Why these gaps exist still has to be pinpointed through further research, but some of it, Gross said, could be due to a few factors rural workers commonly face: more severe, machinery-related injuries that require longer recovery time; heavier type of work that is difficult to modify; or geographical barriers to accessing health care and rehabilitation services.
Rural residents shouldn’t hesitate to reach out for help when recovering from on-the-job injuries, he suggested.
“If you don’t have physiotherapy in your town, there is some self-management and coping you can do on your own, but other times you might really benefit from travelling for more intensive rehabilitation—don’t try to go it alone.”
A lack of modified work, which would allow an employee to get back on the job with lighter duties during recovery, may also be keeping workers on disability, the researchers found. “There’s often not a lot of flexibility in heavy-industry jobs.

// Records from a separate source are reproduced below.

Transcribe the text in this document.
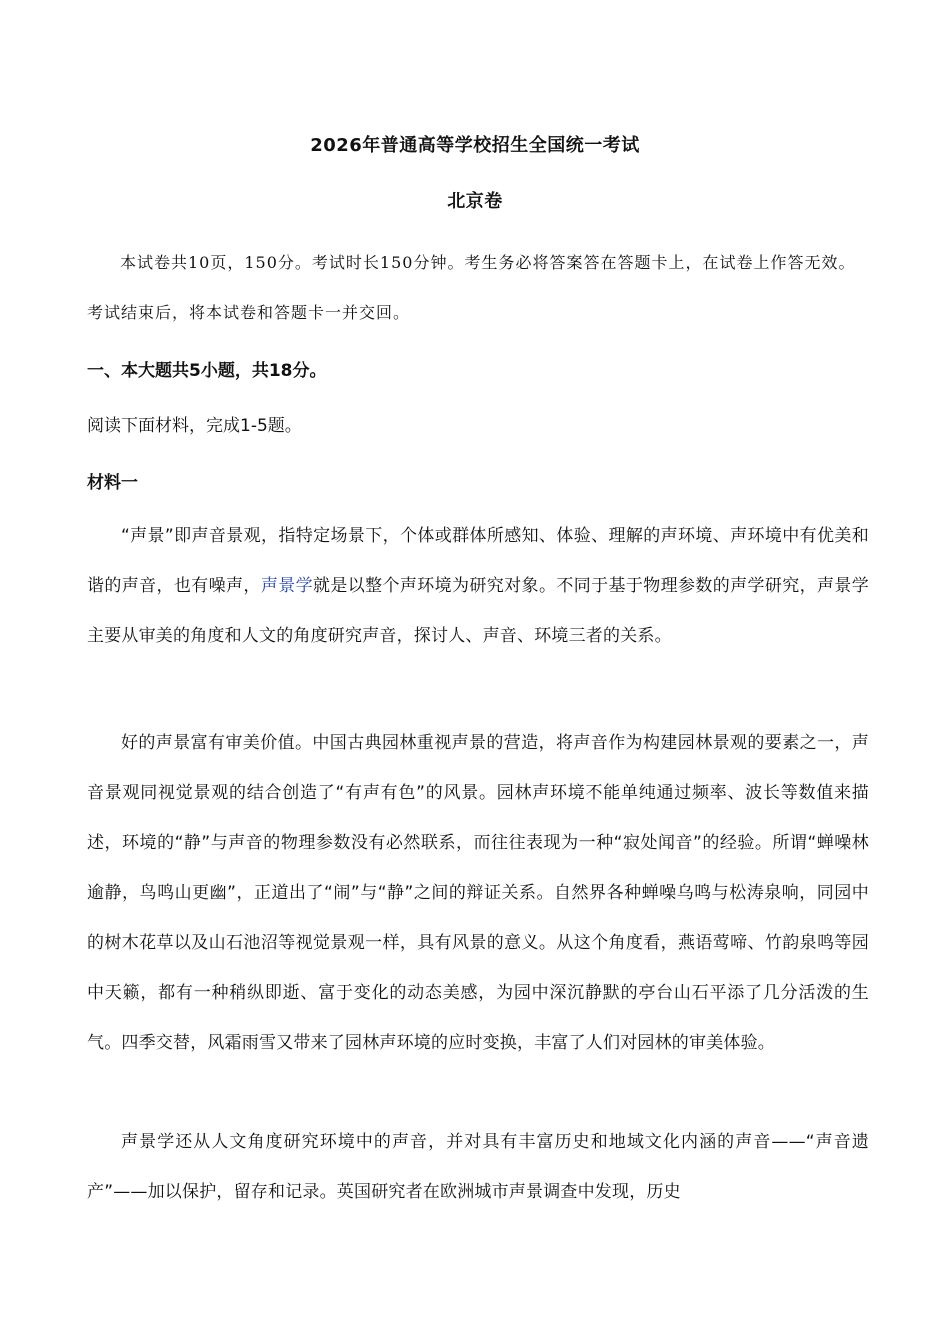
2026年普通高等学校招生全国统一考试
北京卷

本试卷共10页，150分。考试时长150分钟。考生务必将答案答在答题卡上，在试卷上作答无效。考试结束后，将本试卷和答题卡一并交回。

一、本大题共5小题，共18分。

阅读下面材料，完成1-5题。

材料一

“声景”即声音景观，指特定场景下，个体或群体所感知、体验、理解的声环境、声环境中有优美和谐的声音，也有噪声，声景学就是以整个声环境为研究对象。不同于基于物理参数的声学研究，声景学主要从审美的角度和人文的角度研究声音，探讨人、声音、环境三者的关系。

好的声景富有审美价值。中国古典园林重视声景的营造，将声音作为构建园林景观的要素之一，声音景观同视觉景观的结合创造了“有声有色”的风景。园林声环境不能单纯通过频率、波长等数值来描述，环境的“静”与声音的物理参数没有必然联系，而往往表现为一种“寂处闻音”的经验。所谓“蝉噪林逾静，鸟鸣山更幽”，正道出了“闹”与“静”之间的辩证关系。自然界各种蝉噪乌鸣与松涛泉响，同园中的树木花草以及山石池沼等视觉景观一样，具有风景的意义。从这个角度看，燕语莺啼、竹韵泉鸣等园中天籁，都有一种稍纵即逝、富于变化的动态美感，为园中深沉静默的亭台山石平添了几分活泼的生气。四季交替，风霜雨雪又带来了园林声环境的应时变换，丰富了人们对园林的审美体验。

声景学还从人文角度研究环境中的声音，并对具有丰富历史和地域文化内涵的声音——“声音遗产”——加以保护，留存和记录。英国研究者在欧洲城市声景调查中发现，历史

Employers have difficulty finding other meaningful things for them to do,” Gross said.
Employers need to think creatively about phasing recovering workers back in, he advised.
“There needs to be some problem-solving on how to get away from the heavy manual work during the recovery period. We need to think about how to build more flexibility into employment for rural workers, to allow them to come back even if they aren’t capable of doing all they were before they were injured. Right now it often seems to be an all-or-nothing approach.”
“Tough it out” mindset
Rural workers also tend to have a tough-it-out mindset, Gross said. They typically have more severe injuries and worse recoveries, but when assessed, they rate their pain and disability as slightly lower than that of injured workers in cities, the researchers discovered.
“There are these concepts of rural hardiness and stoicism—the expectation among these injured workers that they don’t complain, don’t seek health-care assistance—so there’s not only some physical and geographical challenges, but some cultural factors that might be affecting the care they receive.
“It may be a combination of hardiness and social expectations of being strong and tough, yet they are sustaining some serious injuries and might not be getting the help required. That could be one reason leading to long-term problems.”
Specialized rural approach?
The WCB, which has already made strides toward worker protection by requiring farmers and ranchers to provide mandatory coverage, could also consider providing more specialized services for rural workers, said study co-author Don Voaklander, a professor in the U of A’s School of Public Health.
Appointing rural specialist case managers may be one way of helping close the gap between rural and urban workers, he suggested.
“The health-care system tends to treat everyone in a cookie-cutter way. We try to standardize everything, and maybe that’s not working for some people. We have to have a certain appreciation for people’s way of life and their different worldviews.”